It sounds like you are using the tool wrong. Jupyter notebooks are strictly superior to anything else (namely: code only, spreadsheets, matlab/octave) at their primary use case, which is interactive data science (writing code to manipulate some data, while actively revising the code, or sharing the results of that code with others).
Nothing even comes close. There's a reason it's dominant in the data science field.
Your workflow works for you but the jupyter workflow works for millions of students, data scientists, and even developers. Heck I even know all the ways to avoid jupyter, and I still use it often, because it's so convenient.
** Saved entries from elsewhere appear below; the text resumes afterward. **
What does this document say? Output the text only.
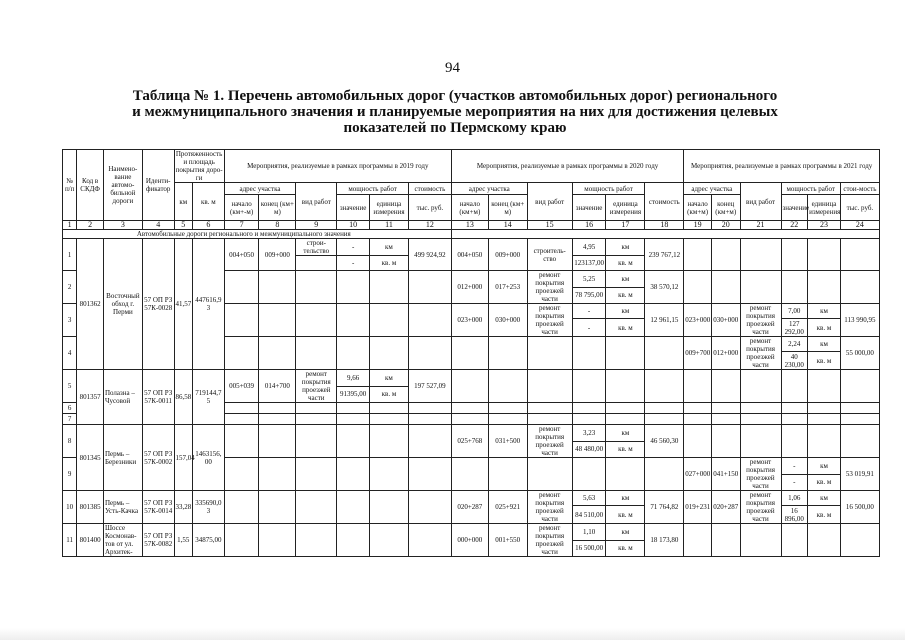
94
Таблица № 1. Перечень автомобильных дорог (участков автомобильных дорог) регионального
и межмуниципального значения и планируемые мероприятия на них для достижения целевых
показателей по Пермскому краю
№ п/п	Код в СКДФ	Наимено-вание автомо-бильной дороги	Иденти-фикатор	Протяженность и площадь покрытия доро-ги		Мероприятия, реализуемые в рамках программы в 2019 году						Мероприятия, реализуемые в рамках программы в 2020 году						Мероприятия, реализуемые в рамках программы в 2021 году					
				км	кв. м	адрес участка		вид работ	мощность работ		стоимость	адрес участка		вид работ	мощность работ		стоимость	адрес участка		вид работ	мощность работ		стои-мость
						начало (км+-м)	конец (км+ м)		значение	единица измерения	тыс. руб.	начало (км+м)	конец (км+ м)		значение	единица измерения		начало (км+м)	конец (км+м)		значение	единица измерения	тыс. руб.
1	2	3	4	5	6	7	8	9	10	11	12	13	14	15	16	17	18	19	20	21	22	23	24
	Автомобильные дороги регионального и межмуниципального значения																						
1	801362	Восточный обход г. Перми	57 ОП РЗ 57К-0028	41,57	447616,9 3	004+050	009+000	строи-тельство	-	км	499 924,92	004+050	009+000	строитель-ство	4,95	км	239 767,12						
									-	кв. м					123137,00	кв. м							
2												012+000	017+253	ремонт покрытия проезжей части	5,25	км	38 570,12						
															78 795,00	кв. м							
3												023+000	030+000	ремонт покрытия проезжей части	-	км	12 961,15	023+000	030+000	ремонт покрытия проезжей части	7,00	км	113 990,95
															-	кв. м					127 292,00	кв. м	
4																		009+700	012+000	ремонт покрытия проезжей части	2,24	км	55 000,00
																					40 230,00	кв. м	
5	801357	Полазна – Чусовой	57 ОП РЗ 57К-0011	86,58	719144,7 5	005+039	014+700	ремонт покрытия проезжей части	9,66	км	197 527,09												
									91395,00	кв. м													
6																							
7																							
8	801345	Пермь – Березники	57 ОП РЗ 57К-0002	157,04	1463156, 00							025+768	031+500	ремонт покрытия проезжей части	3,23	км	46 560,30						
															48 480,00	кв. м							
9																		027+000	041+150	ремонт покрытия проезжей части	-	км	53 019,91
																					-	кв. м	
10	801385	Пермь – Усть-Качка	57 ОП РЗ 57К-0014	33,28	335690,0 3							020+287	025+921	ремонт покрытия проезжей части	5,63	км	71 764,82	019+231	020+287	ремонт покрытия проезжей части	1,06	км	16 500,00
															84 510,00	кв. м					16 896,00	кв. м	
11	801400	Шоссе Космонав-тов от ул. Архитек-	57 ОП РЗ 57К-0082	1,55	34875,00							000+000	001+550	ремонт покрытия проезжей части	1,10	км	18 173,80						
															16 500,00	кв. м							
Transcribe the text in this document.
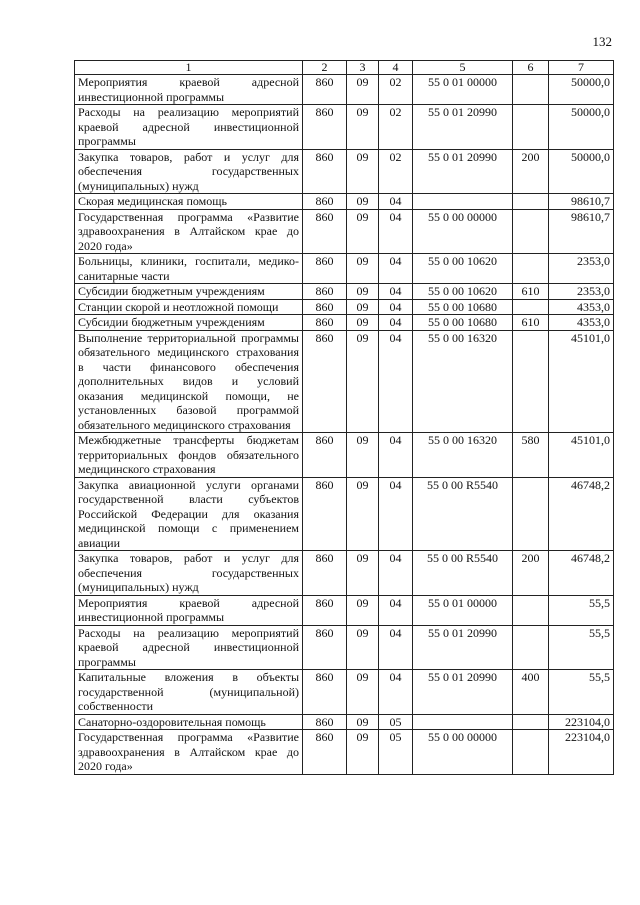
132
1	2	3	4	5	6	7
Мероприятия краевой адресной инвестиционной программы	860	09	02	55 0 01 00000		50000,0
Расходы на реализацию мероприятий краевой адресной инвестиционной программы	860	09	02	55 0 01 20990		50000,0
Закупка товаров, работ и услуг для обеспечения государственных (муниципальных) нужд	860	09	02	55 0 01 20990	200	50000,0
Скорая медицинская помощь	860	09	04			98610,7
Государственная программа «Развитие здравоохранения в Алтайском крае до 2020 года»	860	09	04	55 0 00 00000		98610,7
Больницы, клиники, госпитали, медико-санитарные части	860	09	04	55 0 00 10620		2353,0
Субсидии бюджетным учреждениям	860	09	04	55 0 00 10620	610	2353,0
Станции скорой и неотложной помощи	860	09	04	55 0 00 10680		4353,0
Субсидии бюджетным учреждениям	860	09	04	55 0 00 10680	610	4353,0
Выполнение территориальной программы обязательного медицинского страхования в части финансового обеспечения дополнительных видов и условий оказания медицинской помощи, не установленных базовой программой обязательного медицинского страхования	860	09	04	55 0 00 16320		45101,0
Межбюджетные трансферты бюджетам территориальных фондов обязательного медицинского страхования	860	09	04	55 0 00 16320	580	45101,0
Закупка авиационной услуги органами государственной власти субъектов Российской Федерации для оказания медицинской помощи с применением авиации	860	09	04	55 0 00 R5540		46748,2
Закупка товаров, работ и услуг для обеспечения государственных (муниципальных) нужд	860	09	04	55 0 00 R5540	200	46748,2
Мероприятия краевой адресной инвестиционной программы	860	09	04	55 0 01 00000		55,5
Расходы на реализацию мероприятий краевой адресной инвестиционной программы	860	09	04	55 0 01 20990		55,5
Капитальные вложения в объекты государственной (муниципальной) собственности	860	09	04	55 0 01 20990	400	55,5
Санаторно-оздоровительная помощь	860	09	05			223104,0
Государственная программа «Развитие здравоохранения в Алтайском крае до 2020 года»	860	09	05	55 0 00 00000		223104,0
Yeah but jupyter notebooks suck at providing reproducible data science. I encourage my team's not to use Jupyter for data science.
Our preferred toolchain is based on make to build data science pipelines. Every step is scripted, and make ensures that upstream changes or script changes trigger downstream changes, ending with charting with gnuplot or similar. Our output charts all are not only timestamped but have a git commit id. And our source repositories contain a data manifest so we have commit IDs right into ETL stages into the DB.
End result is that in a couple of months, when the CxOb asks about some piece of work and pulls out a chart, we can trace the entire data pipeline used to create it, and reproduce it if required. That saves so much hassle!
> Yeah but jupyter notebooks suck at providing reproducible data science.
That depends on how you use the notebooks.
With just a tiny bit of discipline, you can integrate notebook users into your sane workflow. For example, encourage people to restart the kernel and run all cells a few times per day (and definitely, before sharing anything). Meaningful output artifacts can be saved into files, that are later read by the notebook and displayed.
Then, when users are satisfied with their notebook, they save it as a python file thanks to jupytext, and commit it to git.
This workflow integrates well with your makefile setup: to reproduce the notebook and obtain its results you simply run it as a script. If you want a pdf or a static html that shows the notebook as-is, you can nbconvert it from your makefile.
For example, if your makefile has lines like these:
Then you run "make foo.html" and it will convert "foo.py" to "foo.ipynb", run all the cells, and produce a static visualization "foo.html". Since the intermediary notebook is not marked as a precious file, it is deleted automatically by make.
Notice that you can simply run "python foo.py" as well, to produce the valuable output artifacts.
In the end, jupyter becomes just an editor of python files. A fancy editor, that allows interactive execution of pieces of code, which is great.
> Yeah but jupyter notebooks suck at providing reproducible data science.
Why? I have no problem with reproducibility when I use a little bit of discipline.
Your workflow does indeed sound nice but also sounds like it involves way more tooling and institutional knowledge. Anywhere I can learn more about it or see the scripts you use?
I completely agree that a bit of discipline does wonders. But it is not just your discipline, it is the team's discipline.
What I need to ensure is that anyone picking up a piece of analysis 3 months later can reproduce exactly what was done. I've been burnt in the past by having to go back to the original analyst and be told "oh you run this bit of this notebook, then paste the results in over here, then run that". By insisting that everything is scripted and that there are no manual steps, we get a reproducible analytics pipeline.
The starting point for our methodology is the book "Guerilla Analytics" by Enda Ridge. It's worth reading.
I agree with the OP. VS Code using the Jupyter protocol is superior to notebooks in almost every respect in my experience. It gives you an excellent debugger, the ability to track changes in Git without any modification, and you can also run as a regular Python script.
Jupyter offers nothing that Mathcad and Mathematica didn't in the 80s. We should be using open source, git-friendly file formats so we can edit them collaboratively in our editor of choice; e.g., our IDEs. We are not using it wrong; Jupyter notebooks reflect an archaic product philosophy and way of working. Kill it with fire.
> It sounds like you are using the tool wrong. Jupyter notebooks are strictly superior to anything else (namely: code only, spreadsheets, matlab/octave) at their primary use case, which is interactive data science (writing code to manipulate some data, while actively revising the code, or sharing the results of that code with others).
> Nothing even comes close. There's a reason it's dominant in the data science field.
> Your workflow works for you but the jupyter workflow works for millions of students, data scientists, and even developers. Heck I even know all the ways to avoid jupyter, and I still use it often, because it's so convenient.
Copy pasting your comment here so when you eventually delete it people can still see the ignorance.
You have absolutely no clue what you're talking about. Worse, it seems like you didn't read what you're responding to.
Nothing even comes close. There's a reason it's dominant in the data science field.
Your workflow works for you but the jupyter workflow works for millions of students, data scientists, and even developers. Heck I even know all the ways to avoid jupyter, and I still use it often, because it's so convenient.